Notícias

Defesa vulnerável

Se o sobrenome Hodgkin pode não soar muito familiar, com certeza o mesmo não acontece com o nome Gianecchini. O ator Reynaldo Gianecchini, que há algumas semanas anunciou para toda a imprensa que estava “pronto para a luta”, é mais um brasileiro a enfrentar um tipo não tão raro de câncer, chamado de linfoma de não-Hodgkin.

Linfomas são tumores malignos que se originam nos gânglios e afetam células e outros órgãos do sistema linfático. A gravidade da doença está justamente por atingir esse sistema, que desempenha importante papel na imunidade e defesa do organismo e combate às infecções.

Hodgkin e não-Hodgkin

Para entender melhor o linfoma que acomete o ator Gianecchini e que também atingiu a presidente Dilma Rousseff em 2009; é preciso conhecer a classificação entre essas neoplasias, que se dividem em linfoma de Hodgkin e as demais, ou linfoma de não-Hodgkin.

De acordo com o Instituto Nacional do Câncer (Inca), o linfoma de não-Hodgkin é o mais comum, responsável por 90% dos casos. Ambos os tipos de linfoma possuem diversas subdivisões, conforme o estágio em que se encontra e tipo de linfócito que é afetado.

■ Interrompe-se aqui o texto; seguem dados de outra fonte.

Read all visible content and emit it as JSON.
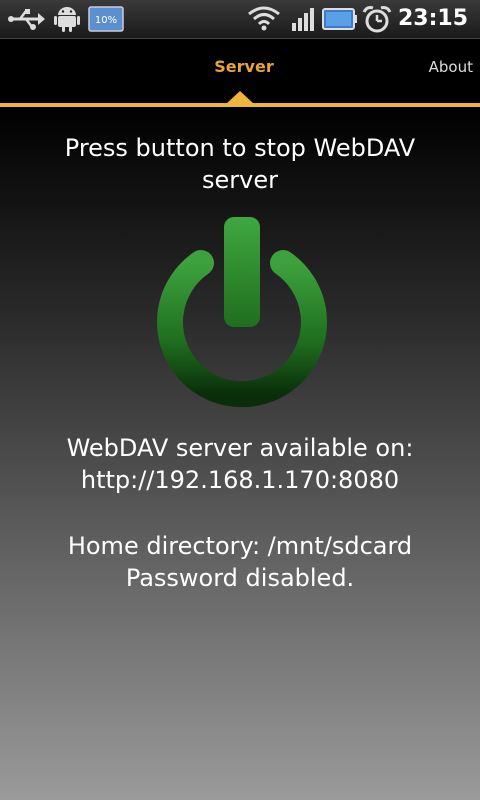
{
  "status_bar": {
    "time": "23:15",
    "icons": [
      "usb-icon",
      "android-debug-icon",
      "battery-percent-icon",
      "wifi-icon",
      "signal-icon",
      "battery-icon",
      "alarm-clock-icon"
    ],
    "battery_text": "10%"
  },
  "tabs": {
    "server_label": "Server",
    "about_label": "About"
  },
  "main": {
    "instruction_line1": "Press button to stop WebDAV",
    "instruction_line2": "server",
    "available_line1": "WebDAV server available on:",
    "available_line2": "http://192.168.1.170:8080",
    "home_directory": "Home directory: /mnt/sdcard",
    "password_status": "Password disabled."
  },
  "colors": {
    "accent": "#f0b43c",
    "power_green": "#2e8a2e"
  }
}
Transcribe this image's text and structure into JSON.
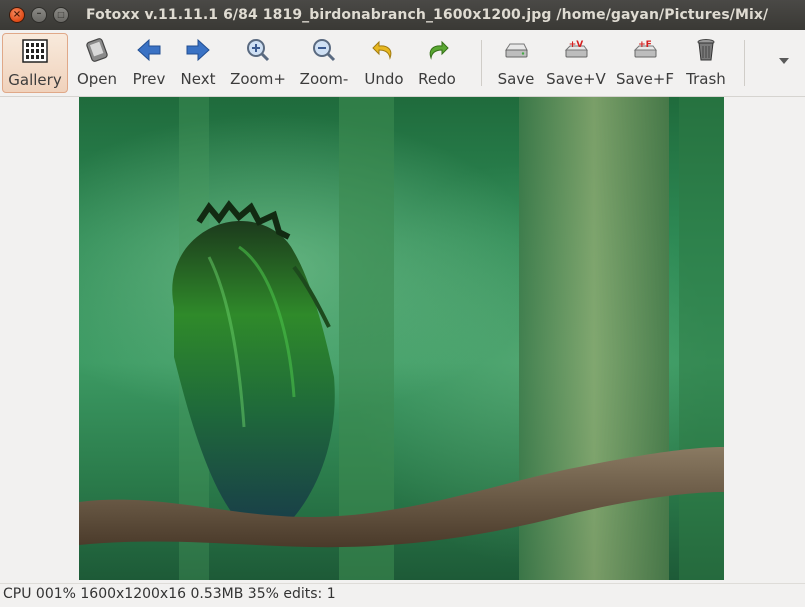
{
  "window": {
    "title": "Fotoxx v.11.11.1   6/84  1819_birdonabranch_1600x1200.jpg  /home/gayan/Pictures/Mix/",
    "close_glyph": "×",
    "minimize_glyph": "–",
    "maximize_glyph": "□"
  },
  "toolbar": {
    "items": [
      {
        "label": "Gallery",
        "icon": "gallery-icon",
        "active": true
      },
      {
        "label": "Open",
        "icon": "open-icon"
      },
      {
        "label": "Prev",
        "icon": "left-arrow-icon",
        "color": "#3a72c4"
      },
      {
        "label": "Next",
        "icon": "right-arrow-icon",
        "color": "#3a72c4"
      },
      {
        "label": "Zoom+",
        "icon": "zoom-in-icon"
      },
      {
        "label": "Zoom-",
        "icon": "zoom-out-icon"
      },
      {
        "label": "Undo",
        "icon": "undo-icon",
        "color": "#e8b820"
      },
      {
        "label": "Redo",
        "icon": "redo-icon",
        "color": "#5aa832"
      },
      {
        "label": "Save",
        "icon": "save-icon"
      },
      {
        "label": "Save+V",
        "icon": "save-version-icon",
        "badge": "+V",
        "color": "#d42020"
      },
      {
        "label": "Save+F",
        "icon": "save-file-icon",
        "badge": "+F",
        "color": "#d42020"
      },
      {
        "label": "Trash",
        "icon": "trash-icon"
      }
    ],
    "overflow_icon": "chevron-down-icon"
  },
  "image": {
    "description_icon": "bird-on-branch-photo"
  },
  "status": {
    "text": "CPU 001%  1600x1200x16 0.53MB 35%  edits: 1"
  }
}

“A caracterização do linfoma de Hodgkin e não-Hodgkin é feita pela patologia. O linfoma de Hodgkin é originado do linfócito B e possui um tipo de célula chamada célula de Reed Sternberg. O linfoma não-Hodgkin pode ter origem nos linfócitos B, T e NK”, explica a coordenadora da onco-hematologia do Hospital Sírio Libanês, Yana Novis.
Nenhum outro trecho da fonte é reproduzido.